= Reuben Cone =

American pioneer and landowner

Judge Reuben Cone (July 14, 1788 - April 10, 1851) was an important pioneer and landowner in Atlanta, Georgia.

He was an early pioneer in DeKalb County, Georgia where he married Lucinda Shumate (1796-1872) and served on an education committee in 1823. He began serving as a justice of the inferior court there in February 1825. This was at a time when Decatur consisted of a dozen log cabins.

==Land Lot 78==
This important section of 202½ acres includes all of the current Fairlie-Poplar district and Centennial Olympic Park was originally granted to a Jane Doss of Jackson County, Georgia who sold it a year later, in 1826 to Matthew Henry of Gwinnett for $50. Henry held onto it for twelve years and sold it to Judge Cone for $300.

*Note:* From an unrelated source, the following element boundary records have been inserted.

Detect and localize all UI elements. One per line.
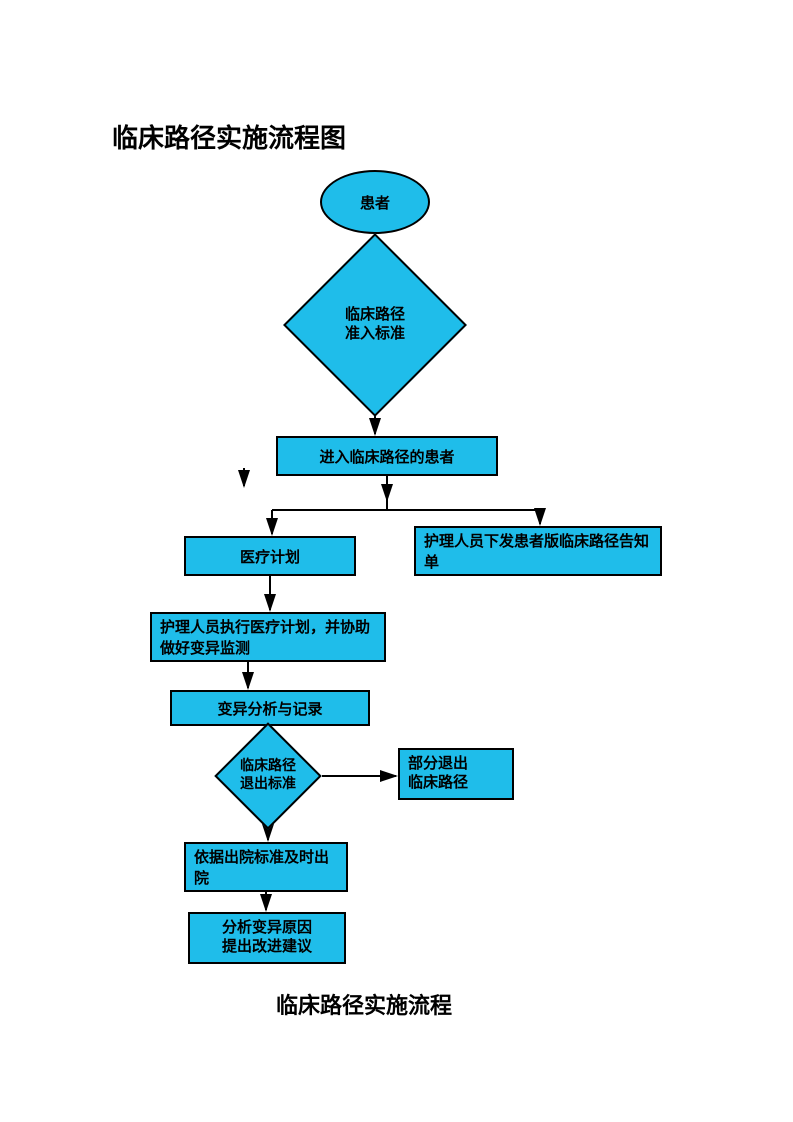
node-admission: 临床路径 准入标准 xyxy=(310,260,440,390)
node-discharge-label: 依据出院标准及时出院 xyxy=(194,846,338,888)
node-exit-std: 临床路径 退出标准 xyxy=(230,738,306,814)
node-enter: 进入临床路径的患者 xyxy=(276,436,498,476)
node-notice-label: 护理人员下发患者版临床路径告知单 xyxy=(424,530,652,572)
node-execute-label: 护理人员执行医疗计划，并协助做好变异监测 xyxy=(160,616,376,658)
node-patient: 患者 xyxy=(320,170,430,234)
node-plan: 医疗计划 xyxy=(184,536,356,576)
node-execute: 护理人员执行医疗计划，并协助做好变异监测 xyxy=(150,612,386,662)
node-improve-line1: 分析变异原因 xyxy=(222,919,312,939)
node-exit-std-line1: 临床路径 xyxy=(240,758,296,776)
node-enter-label: 进入临床路径的患者 xyxy=(319,446,454,467)
page-subtitle: 临床路径实施流程 xyxy=(276,988,452,1020)
node-partial-exit-line1: 部分退出 xyxy=(408,755,468,775)
node-patient-label: 患者 xyxy=(360,192,390,213)
node-admission-line1: 临床路径 xyxy=(345,306,405,326)
page-title: 临床路径实施流程图 xyxy=(112,118,346,155)
node-partial-exit-line2: 临床路径 xyxy=(408,774,468,794)
node-partial-exit: 部分退出 临床路径 xyxy=(398,748,514,800)
node-plan-label: 医疗计划 xyxy=(240,546,300,567)
flowchart-connectors xyxy=(0,0,793,1122)
node-analysis: 变异分析与记录 xyxy=(170,690,370,726)
node-improve-line2: 提出改进建议 xyxy=(222,938,312,958)
node-discharge: 依据出院标准及时出院 xyxy=(184,842,348,892)
node-improve: 分析变异原因 提出改进建议 xyxy=(188,912,346,964)
node-admission-line2: 准入标准 xyxy=(345,325,405,345)
node-analysis-label: 变异分析与记录 xyxy=(217,698,322,719)
node-notice: 护理人员下发患者版临床路径告知单 xyxy=(414,526,662,576)
node-exit-std-line2: 退出标准 xyxy=(240,776,296,794)
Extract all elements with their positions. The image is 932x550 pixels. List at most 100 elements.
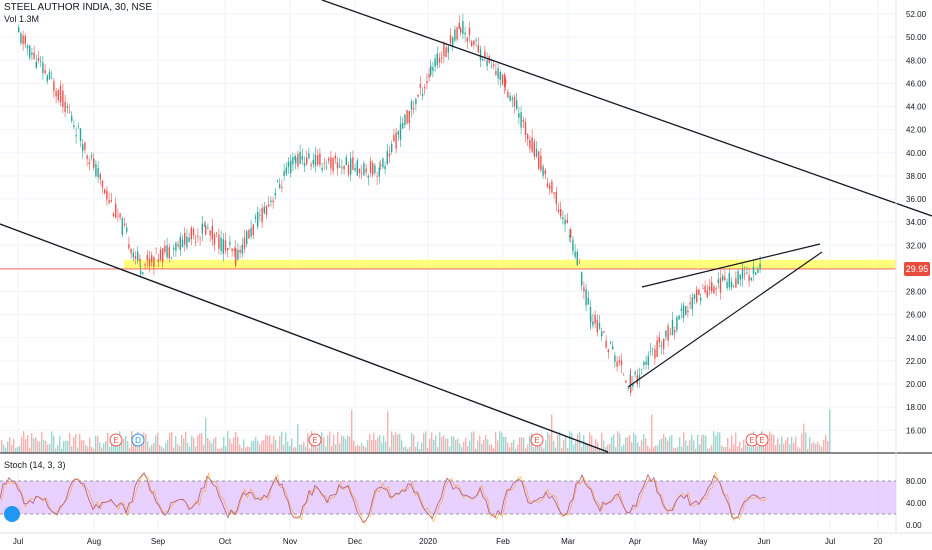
price-tick-label: 52.00 <box>906 10 927 19</box>
wedge-lower-line[interactable] <box>627 251 823 388</box>
candle-body <box>452 37 454 47</box>
volume-bar <box>663 434 665 453</box>
candle-body <box>192 229 195 236</box>
volume-bar <box>827 441 829 453</box>
volume-bar <box>405 446 407 453</box>
event-marker[interactable]: E <box>308 433 322 447</box>
volume-bar <box>491 444 493 453</box>
volume-bar <box>239 444 241 453</box>
candle-body <box>290 160 292 174</box>
volume-bar <box>595 439 597 453</box>
event-marker[interactable]: E <box>530 433 544 447</box>
candle-body <box>596 320 598 333</box>
candle-body <box>748 275 750 281</box>
stoch-indicator-label[interactable]: Stoch (14, 3, 3) <box>4 460 66 470</box>
volume-bar <box>263 440 265 453</box>
candle-body <box>542 166 544 176</box>
volume-bar <box>433 439 435 453</box>
candle-body <box>252 224 254 236</box>
volume-bar <box>221 447 223 453</box>
event-marker[interactable]: E <box>745 433 759 447</box>
volume-bar <box>481 443 483 453</box>
volume-bar <box>585 442 587 453</box>
volume-bar <box>519 437 521 453</box>
candle-body <box>181 239 184 248</box>
volume-bar <box>699 444 701 453</box>
candle-body <box>527 134 529 140</box>
volume-bar <box>447 438 449 453</box>
volume-bar <box>773 434 775 453</box>
volume-bar <box>197 435 199 453</box>
time-tick-label: Feb <box>496 537 510 546</box>
candle-body <box>531 137 533 152</box>
event-marker[interactable]: D <box>131 433 145 447</box>
volume-bar <box>459 443 461 453</box>
candle-body <box>689 302 691 305</box>
candle-body <box>535 148 538 157</box>
candle-body <box>179 236 181 251</box>
candle-body <box>466 38 468 42</box>
candle-body <box>649 350 652 352</box>
volume-bar <box>331 445 333 453</box>
volume-bar <box>673 447 675 453</box>
trendline-lower[interactable] <box>0 223 609 453</box>
volume-bar <box>819 444 821 453</box>
candle-body <box>345 157 347 165</box>
tradingview-logo-icon[interactable] <box>4 506 20 522</box>
volume-bar <box>461 447 463 453</box>
candle-body <box>44 70 46 74</box>
volume-bar <box>233 437 235 453</box>
volume-bar <box>651 414 653 453</box>
volume-bar <box>521 437 523 453</box>
volume-bar <box>307 433 309 453</box>
price-tick-label: 20.00 <box>906 380 927 389</box>
volume-bar <box>669 436 671 453</box>
volume-bar <box>739 442 741 453</box>
volume-bar <box>191 435 193 453</box>
volume-bar <box>7 441 9 453</box>
trendline-upper[interactable] <box>321 0 932 217</box>
volume-bar <box>619 433 621 453</box>
event-marker[interactable]: E <box>755 433 769 447</box>
candle-body <box>328 158 330 161</box>
volume-bar <box>85 444 87 453</box>
volume-bar <box>93 448 95 453</box>
candle-body <box>473 40 475 46</box>
volume-bar <box>559 431 561 453</box>
volume-bar <box>437 447 439 453</box>
volume-bar <box>107 432 109 453</box>
candle-body <box>549 185 551 189</box>
volume-bar <box>129 448 131 453</box>
volume-bar <box>131 431 133 453</box>
candle-body <box>137 251 139 261</box>
volume-bar <box>245 447 247 453</box>
price-tick-label: 38.00 <box>906 172 927 181</box>
candle-body <box>730 281 733 288</box>
volume-bar <box>147 441 149 453</box>
volume-bar <box>21 436 23 453</box>
volume-bar <box>321 431 323 453</box>
volume-bar <box>643 434 645 453</box>
volume-bar <box>41 431 43 453</box>
candle-body <box>57 90 59 101</box>
volume-bar <box>333 434 335 453</box>
candle-body <box>462 21 464 34</box>
candle-body <box>380 164 382 166</box>
candle-body <box>66 106 68 108</box>
event-marker[interactable]: E <box>109 433 123 447</box>
volume-bar <box>579 432 581 453</box>
volume-bar <box>211 443 213 453</box>
volume-bar <box>569 431 571 453</box>
volume-bar <box>629 435 631 453</box>
volume-bar <box>295 447 297 453</box>
candle-body <box>438 57 441 63</box>
wedge-upper-line[interactable] <box>641 243 821 288</box>
volume-bar <box>273 435 275 453</box>
volume-bar <box>817 441 819 453</box>
candle-body <box>741 269 744 279</box>
candle-body <box>693 294 696 299</box>
candle-body <box>715 288 717 290</box>
volume-bar <box>391 431 393 453</box>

The spike that Stephen Harriman Long drove into the ground to mark the terminus of the Western and Atlantic Railroad lay within Judge Cone's Land Lot 78, an event which led to the foundation of the city of Atlanta. When selling off his large land holdings, he would divvy up small lots and sell them for low prices to encourage more people to settle in the young town.

==Other works==
Also in 1848, Judge Cone donated a section of his land along Marietta street for the First Presbyterian church (this lot is now part of the State Bar of Georgia building) which was completed by Richard Peters in 1852. He is buried at Oakland Cemetery and remembered by the naming of Cone Street in downtown Atlanta.